Jorge Carrasco s’ajoute à la liste de neufs journalistes dont les téléphones ont montré des traces d’une attaque du logiciel espion Pegasus au Mexique. Depuis dix ans, le pays est un gros importateur de technologies de surveillance malgré des scandales répétés autour de l’utilisation de ces outils contre des journalistes et des activistes. En dépit des promesses du gouvernement, rien n’a été mis en place pour réglementer l’usage de ces outils, aucun des précédents opérateurs n’est passé devant la justice et le pays continue d’importer du matériel intrusif auprès d’entreprises étrangères.

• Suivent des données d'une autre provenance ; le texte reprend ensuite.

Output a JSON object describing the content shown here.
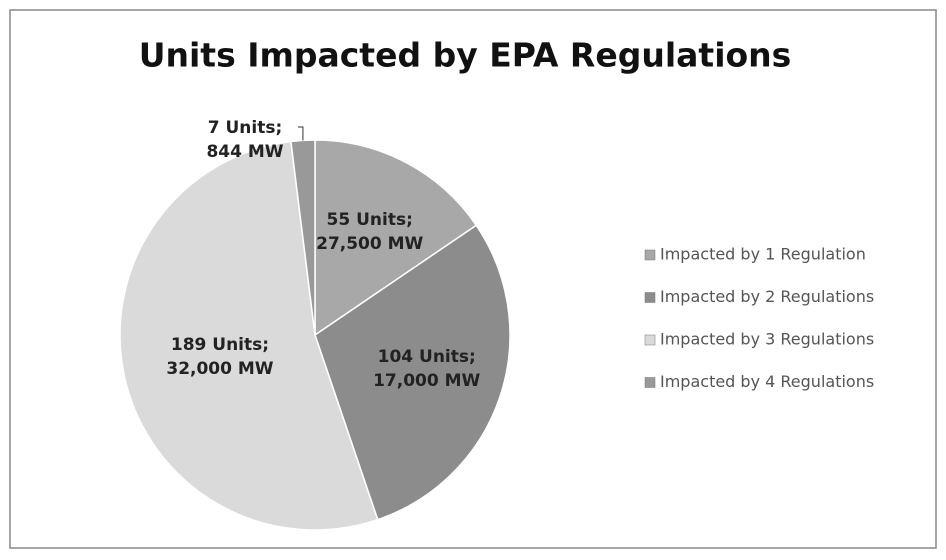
{
  "chart_data": {
    "type": "pie",
    "title": "Units Impacted by EPA Regulations",
    "categories": [
      "Impacted by 1 Regulation",
      "Impacted by 2 Regulations",
      "Impacted by 3 Regulations",
      "Impacted by 4 Regulations"
    ],
    "values": [
      55,
      104,
      189,
      7
    ],
    "value_labels": [
      "55 Units; 27,500 MW",
      "104 Units; 17,000 MW",
      "189 Units; 32,000 MW",
      "7 Units; 844 MW"
    ],
    "colors": [
      "#a8a8a8",
      "#8c8c8c",
      "#dadada",
      "#999999"
    ],
    "legend": "right"
  }
}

Un attrait pour la technologie israélienne
Selon un haut responsable de la DEA, l’agence américaine anti-drogue, une vingtaine de sociétés privées de logiciels espions ont vendu leurs logiciels à plusieurs services de police fédéraux et d’État mexicains. « Il semble que presque toutes les technologies disponibles ont à un moment donné été présentées au Mexique, y ont fait l’objet de démo ou y ont été utilisées », explique John Scott-Railton.
Les technologies israéliennes ont particulièrement bonne réputation auprès des responsables mexicains. « Au Mexique, il est courant dans la communauté de la sécurité et du renseignement de considérer qu’Israël possède les technologies les plus avancées et les meilleures techniques pour la formation civile et militaire », explique Paloma Mendoza Cortés, analyste et consultante sur les questions de sécurité nationale.
Le Mexique a d’ailleurs longtemps été l’un des plus gros clients de NSO Group. Après un premier contrat mitigé avec le secrétariat à la Défense nationale, l’entreprise israélienne s’implante définitivement sur le marché en 2014 en signant un contrat de 32 millions de dollars avec le bureau du procureur général. Dans les mails du concurrent italien Hacking Team, qui ont été massivement piratés et diffusés en 2015, on lit au détour de quelques phrases la montée en puissance de NSO à l’époque. Pour les vendeurs italiens il s’agit alors de « déboulonner le mythe NSO » auprès des clients mexicains qui s’enthousiasment pour cette technologie qui promet un accès total aux téléphones ciblés.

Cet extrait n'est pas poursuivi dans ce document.